What is Brand Value and How Is It Used?
The notion of brand value, where the
branding of a company is seen as a business asset, only really came to the
forefront in the 1960s. Previously, brands were generally judged based on
product value and quality. Now, company identities have become household names,
and the result is that branding is more important than ever.
Brand management is now a key business process, and branding affects almost every buying decision by a target audience. You don't need to be a branding expert to learn more about brand value either. Here are all of the answers you need when you ask yourself, what is brand value, and how do I improve mine?
Defining Brand Value
At its most basic, brand value is the
amount of money that your brand is worth should you ever decide to sell it. For example, if Coca-Cola
was bought out by Pepsi, then Pepsi would have to include in the payment the
value of using the Coca-Cola name and brand identity, including logos and product designs. There
is a real market-based value to a strong brand, and companies can pay out a
vast fortune for the right branded products and services.
There is another way to measure brand value, and that's the cost it would take for a full re-brand. Using Coca-Cola as an example again, they would need to spend vast fortunes on designing, implementing, promoting, and then amplifying that new branding for it to be able to equal their existing branding. What is brand value? It's a reflection of how effective your existing branding is.
What is Brand Equity?
When business owners ask, what is brand value, they
often get crossed lines and get the answer brand equity instead. The two are very different.
While brand identity is essentially the monetary worth of your existing
branding, brand equity
is more to do with how customers perceive your company.
The more positive, the higher your levels of brand equity. If you have a target audience who will always buy from you over your competitors, then they are directly contributing to your brand equity. The problem for brand management is that brand value can be tricky to evaluate, especially if you start to factor in the impact of your brand equity on that brand value.
Brands can have plenty of brand value, but be totally lacking in brand equity, a much harder and more nebulous concept.
What is Brand Value Used For in Daily Operations?
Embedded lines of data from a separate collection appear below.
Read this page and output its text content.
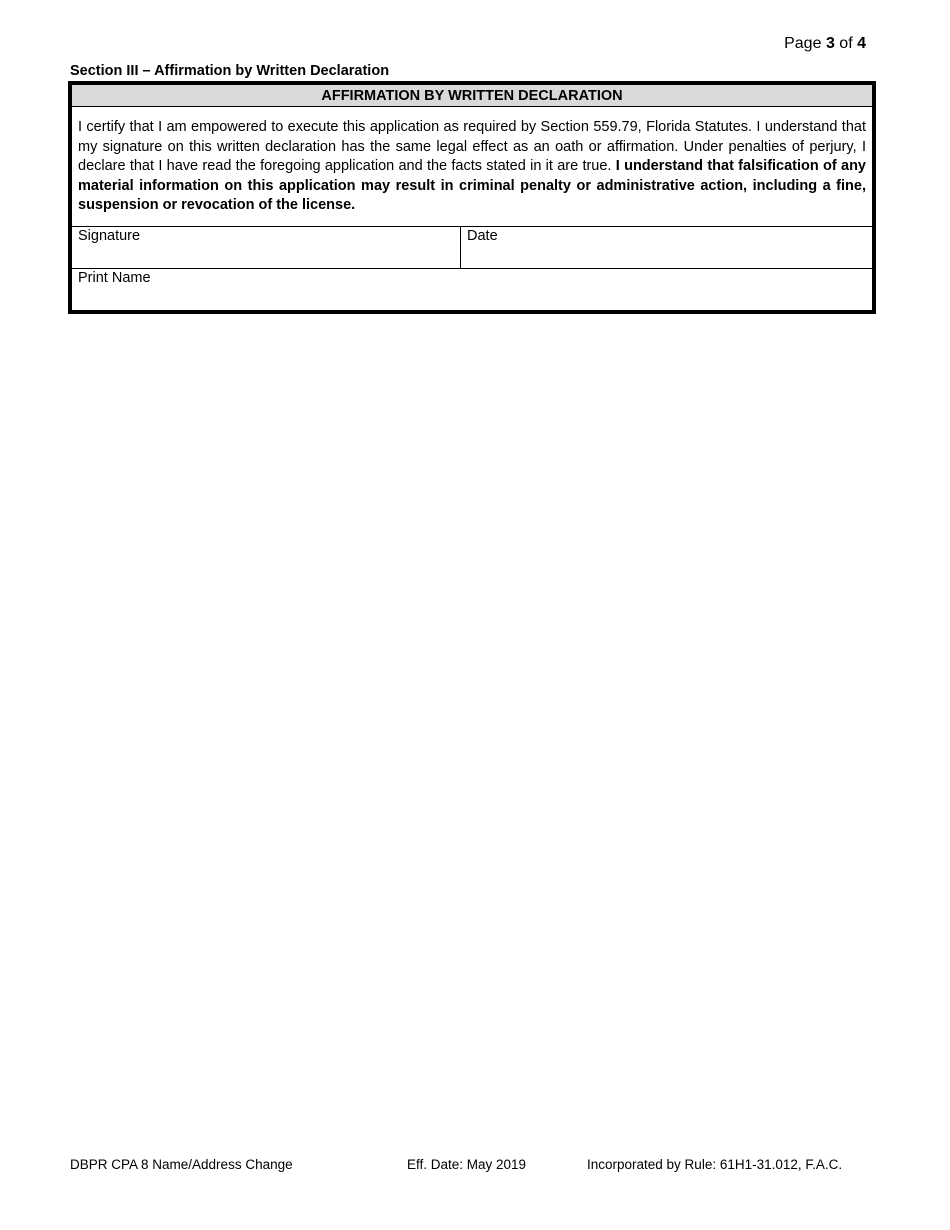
Page 3 of 4
Section III – Affirmation by Written Declaration
AFFIRMATION BY WRITTEN DECLARATION
I certify that I am empowered to execute this application as required by Section 559.79, Florida Statutes. I understand that my signature on this written declaration has the same legal effect as an oath or affirmation. Under penalties of perjury, I declare that I have read the foregoing application and the facts stated in it are true. I understand that falsification of any material information on this application may result in criminal penalty or administrative action, including a fine, suspension or revocation of the license.
Signature	Date
Print Name
DBPR CPA 8 Name/Address Change	Eff. Date: May 2019	Incorporated by Rule: 61H1-31.012, F.A.C.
The key to using brand value as part of
regular business processes is to focus on directional changes. By following
certain key metrics, it's possible to spot when brand value is going up or
down, and that can be used in a variety of ways. It's fantastic for competitor
research because you can see in close to real-time when a brand's value is
going down (or up).
Effective new marketing campaigns can boost brand value long term, while high rates of customer defection or harmful press coverage will mean brand value goes down. For brand managers, that means they can follow those changing values and turn them into insights that can drive better marketing strategies with an improved ROI.
What is Brand Value Measuring?
It's not a surprise that realistically measuring brand value can be a very complex process. That's why it's very common to find that companies tend to use a professional branding agency to carry out the process. There are multiple perspectives to evaluate brand value, including:
● Impact with a target audience
● Positive reviews of customer service
● The reputation of product or service
● Long term standing in the market
However, the fastest way to get a quick ballpark figure for your brand value is to simply evaluate how much it would cost to do a full re-brand. This needs to cover all of the expenses of the re-brand before the replacement branding equals or overtakes the existing branding. However, the 'brand value chain' suggests four steps to assessing existing brand value. These are:
● Marketing program investment
● Customer perception
● Shareholder performance
● Market performance
The brand value chain can be a useful set of metrics but, it is a little outdated. In the digital age, online reputation is a vital component of brand value.
How Can You Build Brand Value?
As well as ensuring that you have a firmly grounded branding strategy and branding identity book, there are three key ways to grow your brand value. These are:
● Marketing: Often backed up by the right branding agency services, marketing is the key to increasing brand awareness. If that awareness is positive, then brand loyalty (and therefore brand value) will grow.
● Sponsorships/Influencers: By aligning with the right people, brands can be linked to positive reputations, boosting brand value. However, your choice of influencer or ambassador will directly affect your brand perception, and a misstep can cause a drop in brand value.
● Customer service: High-quality products and services are only part of the buyer's journey. Now, consumers want an excellent experience every time that they buy something. Modern target audiences will often pay higher prices to be able to align themselves with a business with a positive brand reputation.
Brand value can be hard to define, but it's becoming an increasingly useful metric that can drive marketing decisions and business processes. Working on your brand value will provide business advantages, and should the time come that you want to sell your business, that brand value can help you earn a lot more of a profit.